Tom could not tell just when he began to look upon Jerrie as the
loveliest girl he had ever seen, and to contemplate the feasibility of
making her Mrs. Tom Tracy. His admiration for her had been of slow
growth, for she was worse than a nobody--a child of the Tramp House, of
whose antecedents nothing was known, while he was a Tracy, of Tracy
Park, whom a duchess might be proud to wed. But he had succumbed at last
to Jerrie's beauty, and sprightliness, and originality, and now his love
for her had become the absorbing passion of his life, and he would have
made her his wife at any moment, in the face of all his mother's
opposition.

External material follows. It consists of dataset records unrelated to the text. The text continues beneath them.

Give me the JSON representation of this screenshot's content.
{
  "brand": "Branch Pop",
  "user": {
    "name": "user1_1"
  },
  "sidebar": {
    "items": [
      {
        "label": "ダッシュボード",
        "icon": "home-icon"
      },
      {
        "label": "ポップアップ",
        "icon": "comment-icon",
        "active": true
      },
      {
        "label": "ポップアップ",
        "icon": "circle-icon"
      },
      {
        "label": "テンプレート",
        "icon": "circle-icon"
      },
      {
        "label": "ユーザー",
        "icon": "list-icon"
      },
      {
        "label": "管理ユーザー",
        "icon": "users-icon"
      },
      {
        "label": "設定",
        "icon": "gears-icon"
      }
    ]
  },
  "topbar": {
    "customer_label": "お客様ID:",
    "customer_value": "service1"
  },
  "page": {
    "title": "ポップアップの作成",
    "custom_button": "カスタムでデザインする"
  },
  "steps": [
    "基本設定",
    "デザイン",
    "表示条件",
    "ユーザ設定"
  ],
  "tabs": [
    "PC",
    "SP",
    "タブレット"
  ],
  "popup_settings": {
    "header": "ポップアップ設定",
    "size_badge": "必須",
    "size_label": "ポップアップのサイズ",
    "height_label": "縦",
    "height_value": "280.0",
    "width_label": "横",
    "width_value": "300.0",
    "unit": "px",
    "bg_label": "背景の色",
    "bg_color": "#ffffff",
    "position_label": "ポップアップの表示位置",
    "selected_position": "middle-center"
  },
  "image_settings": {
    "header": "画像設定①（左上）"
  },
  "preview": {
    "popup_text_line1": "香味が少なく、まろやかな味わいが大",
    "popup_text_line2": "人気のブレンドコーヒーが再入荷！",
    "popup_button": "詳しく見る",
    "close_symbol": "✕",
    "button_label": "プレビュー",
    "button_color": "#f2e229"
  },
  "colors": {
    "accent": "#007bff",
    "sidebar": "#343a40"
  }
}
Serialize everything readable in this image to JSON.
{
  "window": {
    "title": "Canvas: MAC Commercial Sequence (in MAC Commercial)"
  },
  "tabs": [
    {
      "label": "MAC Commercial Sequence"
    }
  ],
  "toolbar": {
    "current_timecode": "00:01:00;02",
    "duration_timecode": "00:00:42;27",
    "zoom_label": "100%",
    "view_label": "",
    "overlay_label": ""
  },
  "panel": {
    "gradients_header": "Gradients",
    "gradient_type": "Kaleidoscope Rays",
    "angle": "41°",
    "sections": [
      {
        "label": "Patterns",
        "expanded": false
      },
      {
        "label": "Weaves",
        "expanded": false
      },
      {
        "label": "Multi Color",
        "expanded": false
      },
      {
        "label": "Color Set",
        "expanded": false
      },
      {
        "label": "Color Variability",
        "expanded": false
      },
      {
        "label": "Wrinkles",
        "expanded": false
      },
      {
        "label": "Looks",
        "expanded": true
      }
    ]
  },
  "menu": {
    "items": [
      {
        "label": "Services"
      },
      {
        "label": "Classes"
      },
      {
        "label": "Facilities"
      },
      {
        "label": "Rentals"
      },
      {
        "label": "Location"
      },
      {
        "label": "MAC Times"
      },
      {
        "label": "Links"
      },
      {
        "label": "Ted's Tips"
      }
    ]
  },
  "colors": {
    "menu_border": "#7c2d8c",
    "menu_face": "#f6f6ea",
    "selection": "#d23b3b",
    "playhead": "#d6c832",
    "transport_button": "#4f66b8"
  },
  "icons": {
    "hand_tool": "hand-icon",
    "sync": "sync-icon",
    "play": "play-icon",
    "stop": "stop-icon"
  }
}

By some subtle intuition, he felt that Harold was his rival,
though he could not fathom the nature of Harold's feeling for Jerrie, so
carefully did the latter conceal it.
'He must regard her as something more than a sister,' he thought; 'he
cannot see her every day without loving her, and by-and-by he will tell
her so, and then my cake is dough. If I can only get him committed to
Maude while Jerrie is away, my way is clear, for I am quite sure she
does not care for Dick, and she would be a fool not to take Tracy Park
if she could get it. And why shouldn't Hal love Maude? She is pretty,
and sweet, and winning, and will some day be an heiress.